Sachant cela, on comprendra que la vigilance est de mise et que la dernière des fatalités à accepter est bien celle des écarts aux prévisions. Certes, si certains écarts s'expliquent par l'occurrence d'un événement imprévu, dans bien des cas ceux-ci s'expliqueront par des hypothèses peu documentées, par l'incompétence des experts consultés ou encore par des prévisions manipulées dans le but de faire adopter un projet qu'on sait inacceptable. Lorsque de pareils écarts sont constatés, les parties prenantes doivent exiger des explications. S'il advenait qu'une preuve de manipulation soit faite, les responsables devraient subir le même sort que ceux qui trichent avec leurs états financiers.

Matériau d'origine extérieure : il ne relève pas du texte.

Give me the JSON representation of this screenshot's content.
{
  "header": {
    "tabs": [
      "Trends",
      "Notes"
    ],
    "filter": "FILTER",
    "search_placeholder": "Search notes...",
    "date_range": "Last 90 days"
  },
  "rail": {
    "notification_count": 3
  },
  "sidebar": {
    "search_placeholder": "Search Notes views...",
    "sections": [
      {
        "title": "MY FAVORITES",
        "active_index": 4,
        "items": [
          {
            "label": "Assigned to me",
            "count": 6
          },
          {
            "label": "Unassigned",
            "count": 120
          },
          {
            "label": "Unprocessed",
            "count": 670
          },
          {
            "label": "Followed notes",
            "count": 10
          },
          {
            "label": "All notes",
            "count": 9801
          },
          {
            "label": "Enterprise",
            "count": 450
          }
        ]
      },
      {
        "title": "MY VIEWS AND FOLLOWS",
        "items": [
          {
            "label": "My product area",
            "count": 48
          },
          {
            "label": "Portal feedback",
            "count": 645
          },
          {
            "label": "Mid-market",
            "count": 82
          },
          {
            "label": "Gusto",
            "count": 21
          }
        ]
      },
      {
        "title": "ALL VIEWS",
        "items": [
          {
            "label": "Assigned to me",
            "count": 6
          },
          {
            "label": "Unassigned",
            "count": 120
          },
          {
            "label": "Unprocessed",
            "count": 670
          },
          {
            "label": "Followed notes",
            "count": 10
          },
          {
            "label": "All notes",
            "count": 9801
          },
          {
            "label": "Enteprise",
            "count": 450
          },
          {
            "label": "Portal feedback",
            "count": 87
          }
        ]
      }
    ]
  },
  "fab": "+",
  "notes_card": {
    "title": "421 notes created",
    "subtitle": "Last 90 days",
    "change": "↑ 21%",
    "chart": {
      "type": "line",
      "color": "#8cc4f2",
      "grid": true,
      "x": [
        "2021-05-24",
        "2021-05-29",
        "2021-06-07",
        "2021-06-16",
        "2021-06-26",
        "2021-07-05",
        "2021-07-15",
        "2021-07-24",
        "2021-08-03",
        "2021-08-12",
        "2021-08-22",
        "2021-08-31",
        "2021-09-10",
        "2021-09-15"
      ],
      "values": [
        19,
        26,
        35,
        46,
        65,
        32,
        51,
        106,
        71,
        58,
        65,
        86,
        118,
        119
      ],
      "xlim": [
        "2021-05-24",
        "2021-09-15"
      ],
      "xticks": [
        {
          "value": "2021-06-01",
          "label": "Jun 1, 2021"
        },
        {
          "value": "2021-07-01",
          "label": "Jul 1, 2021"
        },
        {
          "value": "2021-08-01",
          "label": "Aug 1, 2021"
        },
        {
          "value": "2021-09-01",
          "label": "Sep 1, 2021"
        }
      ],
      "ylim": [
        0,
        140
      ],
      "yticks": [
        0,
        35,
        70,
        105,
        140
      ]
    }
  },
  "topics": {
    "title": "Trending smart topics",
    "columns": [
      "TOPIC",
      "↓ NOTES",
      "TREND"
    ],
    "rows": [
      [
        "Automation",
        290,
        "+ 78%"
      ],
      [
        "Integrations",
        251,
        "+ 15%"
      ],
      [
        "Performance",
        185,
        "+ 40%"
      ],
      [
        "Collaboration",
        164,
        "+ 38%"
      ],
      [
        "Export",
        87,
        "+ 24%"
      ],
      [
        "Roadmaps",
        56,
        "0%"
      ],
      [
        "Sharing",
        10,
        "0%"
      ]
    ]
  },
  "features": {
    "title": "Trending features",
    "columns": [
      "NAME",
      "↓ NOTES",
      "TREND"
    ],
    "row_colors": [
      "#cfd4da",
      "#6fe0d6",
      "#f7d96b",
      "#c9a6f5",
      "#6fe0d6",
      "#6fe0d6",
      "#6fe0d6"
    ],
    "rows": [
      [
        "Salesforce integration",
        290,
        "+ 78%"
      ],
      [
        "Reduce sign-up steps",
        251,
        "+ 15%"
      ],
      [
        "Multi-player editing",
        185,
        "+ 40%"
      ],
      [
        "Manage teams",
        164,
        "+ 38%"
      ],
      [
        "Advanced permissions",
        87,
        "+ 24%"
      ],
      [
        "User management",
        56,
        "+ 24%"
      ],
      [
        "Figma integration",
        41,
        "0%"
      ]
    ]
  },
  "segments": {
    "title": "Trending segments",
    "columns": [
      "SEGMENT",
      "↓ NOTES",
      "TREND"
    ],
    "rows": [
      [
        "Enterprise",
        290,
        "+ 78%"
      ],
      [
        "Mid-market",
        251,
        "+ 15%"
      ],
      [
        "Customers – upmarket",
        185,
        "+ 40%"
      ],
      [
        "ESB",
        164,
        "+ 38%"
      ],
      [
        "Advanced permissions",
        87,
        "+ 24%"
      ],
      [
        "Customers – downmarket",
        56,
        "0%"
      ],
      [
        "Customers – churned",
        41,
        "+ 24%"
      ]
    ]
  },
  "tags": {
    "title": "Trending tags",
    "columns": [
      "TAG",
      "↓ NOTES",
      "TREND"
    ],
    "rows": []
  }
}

Plus encore, surtout lorsqu'il s'agit de grands projets qui dérangent, l'information prévisionnelle traite souvent avec désinvolture toute forme d'impacts sociaux lorsqu'ils sont sans conséquence pour l'encaisse du promoteur. On invoque les difficultés de quantification pour faire l'économie d'une analyse poussée des coûts liés aux impacts du projet sur la richesse et le bien-être des citoyens alors qu'en fait, ces raccourcis sont pris parce que les coûts en cause ne seront généralement pas portés par ceux qui récolteront les fruits de ces projets. Pourtant, il est possible, avec les connaissances actuelles, de quantifier et de monétariser les coûts sociaux engendrés par la pollution atmosphérique, la destruction des paysages, des cours d'eau, des terres agricoles, de la biodiversité ainsi que par le stress imposé aux populations locales par la perte de jouissance, la perte de valeur des propriétés et les risques inhérents aux projets proposés.

On peut comprendre que les promoteurs des projets en cause n'aient aucun intérêt à inscrire ces «externalités» dans leur prévision des coûts associés. De toute façon, sans validation externe, leurs données n'auraient que peu de crédibilité. On comprend moins que l'État, dont c'est le rôle de veiller à la création et au partage d'une richesse durable, ne le fasse pas systématiquement et, trop souvent, laisse aux populations touchées le choix de lutter sans moyens ou de se soumettre.

L'information prévisionnelle quantifiée, tant économique que sociale, est l'un des meilleurs moyens de concrétiser une vision, une stratégie ou un projet. Assurons-en le sérieux, l'objectivité, l'exhaustivité et la transparence et plaçons-la au coeur de la participation citoyenne. C'est à cette seule condition que, collectivement, nous arriverons à reconnaître les projets réellement porteurs d'avenir.

Jacques Fortin travaille au service de l'enseignement des sciences comptables à HEC Montréal.